Welcome to our February 2025 Indigenous Peoples & Impact Investing issue. Contributors for this special issue represent Native leadership in enterprise, financial services and investment innovation working to redefine capital systems to include Indigenous Peoples. They demonstrate how environmental sustainability, equity and economic wellbeing are mutually reinforcing and offer critical insights for ESG frameworks and values-aligned investment models. The writers include:
Jane Breckinridge (Euchee Butterfly Farm) addresses ecological challenges while creating economic opportunities through Indigenous Peoples’ traditional knowledge and science. Carla Fredericks and Matt Aguiar (Christensen Fund) highlight the pivotal role of program-related investments and a rights-based approach that centers on relationships, creativity and iteration to allow Indigenous entrepreneurs to succeed on their own terms.
Cultivating a robust ecosystem of support for Native entrepreneurs, Fern Orie (WIHEDC) and Becky Albert-Breed (Cedar Growth) focuses on financial sovereignty and achieving success through relational, rather than transactional, lending models. Skya Ducheneaux (Akiptan) leads transformative work by designing capital delivery systems aligned with Native values to fund Native farmers and ranchers to strengthen Indian Country food economies. Casey Lozar (CICD) discusses how Indigenous communities are reclaiming control over data and metrics to articulate their own criteria for success.
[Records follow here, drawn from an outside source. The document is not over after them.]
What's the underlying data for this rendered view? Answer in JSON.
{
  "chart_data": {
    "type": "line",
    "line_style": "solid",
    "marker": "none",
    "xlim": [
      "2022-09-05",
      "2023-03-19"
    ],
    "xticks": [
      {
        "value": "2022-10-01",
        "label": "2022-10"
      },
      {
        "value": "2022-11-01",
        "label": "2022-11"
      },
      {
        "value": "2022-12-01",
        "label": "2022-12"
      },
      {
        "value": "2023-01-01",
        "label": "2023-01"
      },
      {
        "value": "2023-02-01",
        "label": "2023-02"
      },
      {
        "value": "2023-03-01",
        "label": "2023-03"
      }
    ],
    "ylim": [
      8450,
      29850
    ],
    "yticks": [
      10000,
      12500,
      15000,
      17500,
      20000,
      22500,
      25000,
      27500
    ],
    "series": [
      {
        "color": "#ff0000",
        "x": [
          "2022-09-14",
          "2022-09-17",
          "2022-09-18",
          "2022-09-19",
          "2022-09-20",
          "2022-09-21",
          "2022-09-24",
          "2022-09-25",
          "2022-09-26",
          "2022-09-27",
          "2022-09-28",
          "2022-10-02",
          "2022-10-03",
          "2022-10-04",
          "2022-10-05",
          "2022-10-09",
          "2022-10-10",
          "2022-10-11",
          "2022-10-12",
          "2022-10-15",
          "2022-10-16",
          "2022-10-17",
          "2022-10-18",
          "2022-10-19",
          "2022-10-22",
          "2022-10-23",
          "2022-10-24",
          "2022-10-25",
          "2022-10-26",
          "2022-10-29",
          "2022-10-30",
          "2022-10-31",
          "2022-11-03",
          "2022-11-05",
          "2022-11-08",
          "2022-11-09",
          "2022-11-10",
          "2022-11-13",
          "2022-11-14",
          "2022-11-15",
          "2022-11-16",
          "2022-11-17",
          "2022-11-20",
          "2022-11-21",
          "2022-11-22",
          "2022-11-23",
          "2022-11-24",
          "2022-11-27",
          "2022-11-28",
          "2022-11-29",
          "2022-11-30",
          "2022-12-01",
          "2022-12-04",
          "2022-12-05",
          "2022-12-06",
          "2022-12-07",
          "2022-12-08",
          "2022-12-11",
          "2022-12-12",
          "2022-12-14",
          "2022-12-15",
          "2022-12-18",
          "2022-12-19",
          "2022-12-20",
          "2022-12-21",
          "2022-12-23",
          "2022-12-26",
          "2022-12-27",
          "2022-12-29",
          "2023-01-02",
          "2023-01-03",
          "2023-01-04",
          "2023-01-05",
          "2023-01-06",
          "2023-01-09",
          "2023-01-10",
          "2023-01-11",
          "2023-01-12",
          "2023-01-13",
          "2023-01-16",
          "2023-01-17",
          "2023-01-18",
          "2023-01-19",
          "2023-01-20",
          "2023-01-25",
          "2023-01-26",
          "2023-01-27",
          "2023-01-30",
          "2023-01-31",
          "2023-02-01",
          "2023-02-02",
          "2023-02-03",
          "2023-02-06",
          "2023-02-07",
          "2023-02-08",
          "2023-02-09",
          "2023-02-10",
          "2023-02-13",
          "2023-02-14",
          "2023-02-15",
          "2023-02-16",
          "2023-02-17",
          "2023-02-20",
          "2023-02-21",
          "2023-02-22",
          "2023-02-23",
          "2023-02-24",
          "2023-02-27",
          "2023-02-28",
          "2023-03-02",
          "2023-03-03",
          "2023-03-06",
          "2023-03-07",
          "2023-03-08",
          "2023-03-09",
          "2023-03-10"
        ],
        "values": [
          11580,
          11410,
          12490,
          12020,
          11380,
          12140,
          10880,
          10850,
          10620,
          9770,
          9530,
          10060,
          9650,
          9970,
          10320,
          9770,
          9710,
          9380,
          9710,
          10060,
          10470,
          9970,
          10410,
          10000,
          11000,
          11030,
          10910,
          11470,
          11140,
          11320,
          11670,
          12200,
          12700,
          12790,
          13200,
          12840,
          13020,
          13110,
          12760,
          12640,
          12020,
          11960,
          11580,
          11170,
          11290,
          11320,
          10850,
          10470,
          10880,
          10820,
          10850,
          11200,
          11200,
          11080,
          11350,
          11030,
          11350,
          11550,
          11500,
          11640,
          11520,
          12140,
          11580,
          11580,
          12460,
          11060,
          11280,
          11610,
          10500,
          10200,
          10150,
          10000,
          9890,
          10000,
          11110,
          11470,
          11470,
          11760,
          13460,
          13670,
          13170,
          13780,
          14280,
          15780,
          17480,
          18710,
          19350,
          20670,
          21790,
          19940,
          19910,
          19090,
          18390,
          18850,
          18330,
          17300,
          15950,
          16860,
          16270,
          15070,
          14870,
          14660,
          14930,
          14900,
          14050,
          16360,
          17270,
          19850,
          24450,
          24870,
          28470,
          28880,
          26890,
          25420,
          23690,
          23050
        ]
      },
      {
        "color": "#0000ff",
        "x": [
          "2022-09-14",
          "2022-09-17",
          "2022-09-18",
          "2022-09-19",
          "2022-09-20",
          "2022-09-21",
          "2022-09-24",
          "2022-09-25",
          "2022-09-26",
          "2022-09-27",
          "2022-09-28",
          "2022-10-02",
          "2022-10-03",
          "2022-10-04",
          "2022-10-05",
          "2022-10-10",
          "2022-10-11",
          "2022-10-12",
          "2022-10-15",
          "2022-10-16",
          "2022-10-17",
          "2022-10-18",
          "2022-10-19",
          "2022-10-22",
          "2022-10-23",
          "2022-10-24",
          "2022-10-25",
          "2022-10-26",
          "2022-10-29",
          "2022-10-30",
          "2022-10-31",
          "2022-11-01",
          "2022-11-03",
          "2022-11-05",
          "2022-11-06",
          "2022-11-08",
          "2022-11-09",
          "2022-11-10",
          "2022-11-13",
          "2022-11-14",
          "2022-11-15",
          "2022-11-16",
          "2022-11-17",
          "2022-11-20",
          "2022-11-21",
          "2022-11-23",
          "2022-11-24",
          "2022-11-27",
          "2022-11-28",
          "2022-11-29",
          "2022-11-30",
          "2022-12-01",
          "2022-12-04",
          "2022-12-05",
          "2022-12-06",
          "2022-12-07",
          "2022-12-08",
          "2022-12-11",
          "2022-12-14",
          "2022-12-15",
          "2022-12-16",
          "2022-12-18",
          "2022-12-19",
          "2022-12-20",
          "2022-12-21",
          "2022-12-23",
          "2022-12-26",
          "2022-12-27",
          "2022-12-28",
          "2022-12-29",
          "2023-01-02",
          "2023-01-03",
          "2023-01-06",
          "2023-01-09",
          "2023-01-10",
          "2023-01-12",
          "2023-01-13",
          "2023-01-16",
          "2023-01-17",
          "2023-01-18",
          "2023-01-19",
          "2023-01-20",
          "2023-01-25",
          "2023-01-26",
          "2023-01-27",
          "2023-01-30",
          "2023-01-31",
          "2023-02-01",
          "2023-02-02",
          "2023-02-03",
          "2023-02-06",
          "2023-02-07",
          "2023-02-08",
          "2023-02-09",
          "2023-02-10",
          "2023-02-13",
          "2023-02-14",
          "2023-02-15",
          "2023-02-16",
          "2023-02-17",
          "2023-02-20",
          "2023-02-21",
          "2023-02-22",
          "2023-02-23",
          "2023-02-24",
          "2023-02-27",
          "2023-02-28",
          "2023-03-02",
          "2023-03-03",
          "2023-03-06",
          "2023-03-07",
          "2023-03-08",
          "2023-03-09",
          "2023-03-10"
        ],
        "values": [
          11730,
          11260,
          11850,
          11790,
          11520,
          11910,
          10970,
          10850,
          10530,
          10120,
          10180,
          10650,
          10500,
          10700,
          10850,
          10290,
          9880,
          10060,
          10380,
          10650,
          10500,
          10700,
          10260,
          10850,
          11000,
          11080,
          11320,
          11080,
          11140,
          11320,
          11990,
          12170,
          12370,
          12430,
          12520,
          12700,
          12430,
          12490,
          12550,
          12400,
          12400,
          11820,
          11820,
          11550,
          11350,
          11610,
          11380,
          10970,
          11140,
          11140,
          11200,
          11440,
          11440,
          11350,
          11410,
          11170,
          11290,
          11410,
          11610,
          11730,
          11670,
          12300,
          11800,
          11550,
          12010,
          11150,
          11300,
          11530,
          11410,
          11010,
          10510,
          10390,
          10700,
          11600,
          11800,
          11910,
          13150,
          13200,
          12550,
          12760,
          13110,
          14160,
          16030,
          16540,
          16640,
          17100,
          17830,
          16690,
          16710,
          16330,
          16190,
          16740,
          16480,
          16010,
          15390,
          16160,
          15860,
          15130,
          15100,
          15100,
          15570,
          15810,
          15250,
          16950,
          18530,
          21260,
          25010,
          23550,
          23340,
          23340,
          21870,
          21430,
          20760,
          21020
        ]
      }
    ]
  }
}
Calling for an industry-wide shift, Vanessa Roanhorse (Roanhorse Consulting) emphasizes the need for direct partnership with Indigenous entrepreneurs, and champions the next generation of Native women reshaping finance. Keoni Lee (Hawai’i Investment Ready) highlights the vital role of Native intermediaries in bridging cultural and financial contexts to facilitate equitable partnerships and seed scalable, place-based solutions rooted in Indigenous values. And Kevin O’Neal Smith (Adasina) shares how investment criteria can integrate Indigenous Peoples at the portfolio level.
Among the special podcasts and videos in this issue, find an exclusive GreenMoney Talks podcast interview with elder, scholar and advocate Richard B. Williams of TREC who discusses with Kate Finn of the Tallgrass Institute, findings from TREC’s Historic Loss Assessment report. The featured video is from The Future Is Indigenous Women and the inspiring kickoff of the Rematriating Economies Apprenticeship, where Vanessa Roanhorse explores the power of reconnecting with traditional Indigenous knowledge to rebuild community-driven economic systems.
Finally, we introduce the newly launched Tallgrass Institute, a Center for Indigenous Economic Stewardship, which co-curated this issue; and find an update to the Indigenous Peoples and Engagement Timeline for Sustainable and Responsible Investing now through 2024.